Traurige Erinnerungen an die Kindheit

An ihre Kindheit erinnert sich Eleonore Bösl ebenfalls nur ungern. Sie sei ein schüchternes, sensibles Mädchen gewesen und habe ständig Prügel bezogen. „Den Grund dafür kann ich mir bis heute nicht erklären“, bemerkt sie gefasst, aber sichtlich berührt. „Natürlich war ich auch mal ungezogen oder bin weggelaufen. Aber ich war doch nicht böse und hätte Watschn und Schläge verdient. Ich war tatsächlich ein einsames und trauriges Kind.“ Daher habe sie mit 18 Jahren sofort die Möglichkeit ge-nutzt, schnell von zu Hause wegzukommen, und ihren Mann geheiratet. An die bescheidenen Verhältnisse in Untermiete in München-Bogenhausen und an die erste eigene kleine Mansardenwohnung in München-Laim denkt sie immer wieder gern zurück. Als Ferdinand Bösl aus dem Krieg zurückkam, sei es wieder aufwärtsgegangen. „Ich habe im Lauf der Jahre einfach gemerkt, dass ich mir mehr zutrauen kann. Auch als Hausfrau und Mutter.“


„Mein Herrgott kann mich  jederzeit holen. Das ist völlig in Ordnung. Ich hatte ein erfülltes Leben und kein Wunsch ist offengeblieben.“

Eleonore Bösl


Kritik an der Gesellschaft

Die Entwicklung unserer Gesellschaft macht Eleonore Bösl Sorgen. „Früher gab es viel mehr Respekt und Anstand. Jetzt ist alles so leichtlebig. Werte und Moral haben stark nachgelassen.“ Allerdings seien die Menschen ihr gegenüber sehr hilfsbereit, wenn sie unterwegs sei, konstatiert Bösl trotz ihrer kritischen Haltung. Die Aufgeregtheit um die Corona-Pandemie halte sie für reichlich übertrieben und da sind noch zwei weitere Dinge, die Eleonore Bösl gar nicht gefallen: „Singen kann ich nimmer.“ Dabei habe sie so eine schöne Stimme gehabt. „Alles weg.

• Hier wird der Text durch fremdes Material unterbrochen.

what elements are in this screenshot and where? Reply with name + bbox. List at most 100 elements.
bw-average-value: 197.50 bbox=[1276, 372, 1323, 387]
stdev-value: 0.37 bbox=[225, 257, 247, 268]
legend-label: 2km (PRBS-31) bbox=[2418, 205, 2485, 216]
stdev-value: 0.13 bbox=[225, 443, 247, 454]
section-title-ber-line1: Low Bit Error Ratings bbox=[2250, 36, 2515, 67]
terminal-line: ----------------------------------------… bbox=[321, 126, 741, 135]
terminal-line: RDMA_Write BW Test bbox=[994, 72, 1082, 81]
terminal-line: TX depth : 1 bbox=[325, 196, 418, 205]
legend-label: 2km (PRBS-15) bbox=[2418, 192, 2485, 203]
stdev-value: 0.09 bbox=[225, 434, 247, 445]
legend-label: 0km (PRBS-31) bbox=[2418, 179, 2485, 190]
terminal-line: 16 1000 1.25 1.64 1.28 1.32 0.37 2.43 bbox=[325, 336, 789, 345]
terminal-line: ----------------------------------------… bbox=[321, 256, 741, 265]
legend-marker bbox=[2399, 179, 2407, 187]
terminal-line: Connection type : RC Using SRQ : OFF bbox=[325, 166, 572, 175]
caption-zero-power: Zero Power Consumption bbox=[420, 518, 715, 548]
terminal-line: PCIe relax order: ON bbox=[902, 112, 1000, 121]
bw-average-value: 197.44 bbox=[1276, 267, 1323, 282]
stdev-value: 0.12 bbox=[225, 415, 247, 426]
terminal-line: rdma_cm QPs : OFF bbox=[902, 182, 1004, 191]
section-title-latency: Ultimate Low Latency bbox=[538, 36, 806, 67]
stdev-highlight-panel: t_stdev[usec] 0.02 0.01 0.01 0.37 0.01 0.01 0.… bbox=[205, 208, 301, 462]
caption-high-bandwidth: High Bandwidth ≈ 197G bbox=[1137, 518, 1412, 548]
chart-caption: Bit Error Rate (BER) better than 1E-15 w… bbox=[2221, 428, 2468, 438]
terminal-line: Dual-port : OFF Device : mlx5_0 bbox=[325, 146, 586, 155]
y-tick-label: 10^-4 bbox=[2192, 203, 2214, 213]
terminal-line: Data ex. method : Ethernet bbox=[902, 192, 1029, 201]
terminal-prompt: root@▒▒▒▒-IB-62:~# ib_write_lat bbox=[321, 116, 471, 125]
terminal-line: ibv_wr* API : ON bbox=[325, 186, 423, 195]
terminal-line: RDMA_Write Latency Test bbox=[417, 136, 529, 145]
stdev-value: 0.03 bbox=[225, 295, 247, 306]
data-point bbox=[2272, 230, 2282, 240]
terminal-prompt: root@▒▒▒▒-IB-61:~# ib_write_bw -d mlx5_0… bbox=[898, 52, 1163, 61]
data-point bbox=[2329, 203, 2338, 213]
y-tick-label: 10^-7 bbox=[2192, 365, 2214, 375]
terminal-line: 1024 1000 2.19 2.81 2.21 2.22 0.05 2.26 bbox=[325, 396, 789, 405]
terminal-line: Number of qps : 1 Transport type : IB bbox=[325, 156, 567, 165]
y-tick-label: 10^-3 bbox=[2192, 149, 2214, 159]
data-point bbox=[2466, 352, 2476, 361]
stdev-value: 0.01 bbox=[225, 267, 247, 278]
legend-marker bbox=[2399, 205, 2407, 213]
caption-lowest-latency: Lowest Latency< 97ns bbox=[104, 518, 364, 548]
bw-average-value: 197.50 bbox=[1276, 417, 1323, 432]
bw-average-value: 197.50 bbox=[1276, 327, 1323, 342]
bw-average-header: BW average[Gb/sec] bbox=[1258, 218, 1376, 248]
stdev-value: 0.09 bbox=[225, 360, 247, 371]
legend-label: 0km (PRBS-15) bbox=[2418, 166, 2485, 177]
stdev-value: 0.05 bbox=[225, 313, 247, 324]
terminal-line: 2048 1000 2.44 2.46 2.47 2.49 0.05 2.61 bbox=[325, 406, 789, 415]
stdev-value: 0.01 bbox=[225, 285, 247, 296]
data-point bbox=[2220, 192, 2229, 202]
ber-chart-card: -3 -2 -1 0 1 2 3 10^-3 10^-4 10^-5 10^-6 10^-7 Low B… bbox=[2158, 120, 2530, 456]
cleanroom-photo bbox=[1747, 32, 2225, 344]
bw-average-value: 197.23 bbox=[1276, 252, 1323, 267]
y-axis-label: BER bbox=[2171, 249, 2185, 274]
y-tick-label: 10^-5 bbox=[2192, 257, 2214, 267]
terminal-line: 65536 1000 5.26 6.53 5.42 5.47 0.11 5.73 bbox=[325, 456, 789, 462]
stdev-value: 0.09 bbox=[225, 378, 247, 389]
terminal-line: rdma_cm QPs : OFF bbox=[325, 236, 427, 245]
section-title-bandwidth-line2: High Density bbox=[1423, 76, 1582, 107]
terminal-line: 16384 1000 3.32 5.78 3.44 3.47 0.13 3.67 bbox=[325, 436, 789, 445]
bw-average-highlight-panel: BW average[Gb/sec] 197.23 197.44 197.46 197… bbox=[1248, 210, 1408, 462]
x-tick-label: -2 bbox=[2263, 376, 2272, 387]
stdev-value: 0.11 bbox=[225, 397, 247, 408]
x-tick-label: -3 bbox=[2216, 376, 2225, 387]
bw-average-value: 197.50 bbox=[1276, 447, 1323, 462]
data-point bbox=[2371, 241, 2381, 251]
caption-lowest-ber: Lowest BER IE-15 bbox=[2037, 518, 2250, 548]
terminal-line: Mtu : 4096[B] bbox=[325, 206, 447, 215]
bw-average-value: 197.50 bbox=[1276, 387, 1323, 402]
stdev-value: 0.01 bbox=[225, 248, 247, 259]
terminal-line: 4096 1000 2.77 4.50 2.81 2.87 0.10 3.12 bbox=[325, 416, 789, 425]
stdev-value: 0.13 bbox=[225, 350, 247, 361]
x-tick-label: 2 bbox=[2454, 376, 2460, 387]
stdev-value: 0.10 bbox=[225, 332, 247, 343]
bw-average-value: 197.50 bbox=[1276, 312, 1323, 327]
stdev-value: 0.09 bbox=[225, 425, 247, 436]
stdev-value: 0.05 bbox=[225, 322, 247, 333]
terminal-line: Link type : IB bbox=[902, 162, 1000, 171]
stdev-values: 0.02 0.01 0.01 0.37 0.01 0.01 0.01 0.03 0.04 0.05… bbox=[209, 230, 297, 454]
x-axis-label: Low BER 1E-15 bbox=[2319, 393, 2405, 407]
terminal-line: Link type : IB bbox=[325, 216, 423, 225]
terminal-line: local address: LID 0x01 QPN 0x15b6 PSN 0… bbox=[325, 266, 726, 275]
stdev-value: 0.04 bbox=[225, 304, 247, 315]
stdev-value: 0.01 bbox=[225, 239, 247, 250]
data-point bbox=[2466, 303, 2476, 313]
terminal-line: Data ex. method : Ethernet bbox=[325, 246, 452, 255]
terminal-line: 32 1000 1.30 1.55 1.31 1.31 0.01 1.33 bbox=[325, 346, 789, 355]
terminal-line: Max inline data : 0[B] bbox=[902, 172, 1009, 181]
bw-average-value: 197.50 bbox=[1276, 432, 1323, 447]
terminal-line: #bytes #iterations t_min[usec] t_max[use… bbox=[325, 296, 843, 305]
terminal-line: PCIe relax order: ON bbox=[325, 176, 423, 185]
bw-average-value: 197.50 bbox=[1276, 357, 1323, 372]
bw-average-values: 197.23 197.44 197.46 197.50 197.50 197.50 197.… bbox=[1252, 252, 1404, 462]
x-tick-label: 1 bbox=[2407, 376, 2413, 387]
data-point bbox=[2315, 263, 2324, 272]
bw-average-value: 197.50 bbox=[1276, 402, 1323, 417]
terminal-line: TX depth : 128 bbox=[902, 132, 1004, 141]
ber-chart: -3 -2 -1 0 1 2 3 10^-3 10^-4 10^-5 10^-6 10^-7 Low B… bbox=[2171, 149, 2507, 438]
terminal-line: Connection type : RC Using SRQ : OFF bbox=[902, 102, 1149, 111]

Und das Essen schmeckt mir auch nicht mehr so gut“, empört sich die 100-Jährige. Das kann Pflegefachkraft Hajrudini nur bestätigen: „Es gibt Sachen, die Frau Bösl besonders mag, und dann isst sie das Doppelte. Es gibt aber auch Dinge, die ihr nicht so munden. Dafür hat sie in ihrem Kühlschrank in der Küchenzeile ihres Zimmers immer kleine Leckereien und etwas zum Naschen gebunkert“, amüsiert sich die 55-Jährige, die Bösl seit dem Tag ihres Einzugs in St. Willibrord vor vier Jahren kennt und achtsam begleitet.